Walter Gómez Pardal (12 December 1927 – 4 March 2004) was a Uruguayan footballer who played as a forward in the 1940s and 1950s. Throughout his career, he played for Club Nacional de Football and Club Atlético River Plate.

Gomez was a member of the outstanding Nacional side of the late 1940s, and he scored more than 100 goals for the club before moving to River Plate. That meant the end of his international career with Uruguay as only players within the domestic league could be picked for the Celestes. Gomez had made his international debut in 1945, at the age of just 18, but despite his talent he played only four times for the national team and never scored in international football.

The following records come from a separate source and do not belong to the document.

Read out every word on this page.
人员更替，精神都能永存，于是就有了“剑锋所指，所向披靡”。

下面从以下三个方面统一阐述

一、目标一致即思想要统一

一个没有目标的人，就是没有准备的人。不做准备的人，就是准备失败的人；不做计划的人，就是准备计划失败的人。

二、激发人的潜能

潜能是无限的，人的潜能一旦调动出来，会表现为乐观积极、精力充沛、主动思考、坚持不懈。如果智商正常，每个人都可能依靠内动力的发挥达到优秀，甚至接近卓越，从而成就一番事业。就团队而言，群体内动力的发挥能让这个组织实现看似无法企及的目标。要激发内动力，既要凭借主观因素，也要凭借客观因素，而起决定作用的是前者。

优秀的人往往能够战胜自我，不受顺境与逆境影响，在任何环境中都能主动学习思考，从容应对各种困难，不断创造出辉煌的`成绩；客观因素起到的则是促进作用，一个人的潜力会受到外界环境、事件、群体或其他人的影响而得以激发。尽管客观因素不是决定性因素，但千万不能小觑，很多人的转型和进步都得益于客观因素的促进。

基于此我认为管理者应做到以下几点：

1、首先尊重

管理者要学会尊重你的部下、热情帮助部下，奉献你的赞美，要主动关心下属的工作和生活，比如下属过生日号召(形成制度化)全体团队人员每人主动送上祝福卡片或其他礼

At River he went on to win three league titles, and formed a new La Máquina side following the great team of the early 1940s.

Gomez played as a "media-punta" (second striker) at River alongside Ángel Labruna and Félix Loustau. At the end of his career at River he played with Omar Sívori. Such was the widespread admiration of the Uruguayan inside forward that in those times the saying "La gente ya no come para ver a Walter Gómez" became a popular theme in Buenos Aires.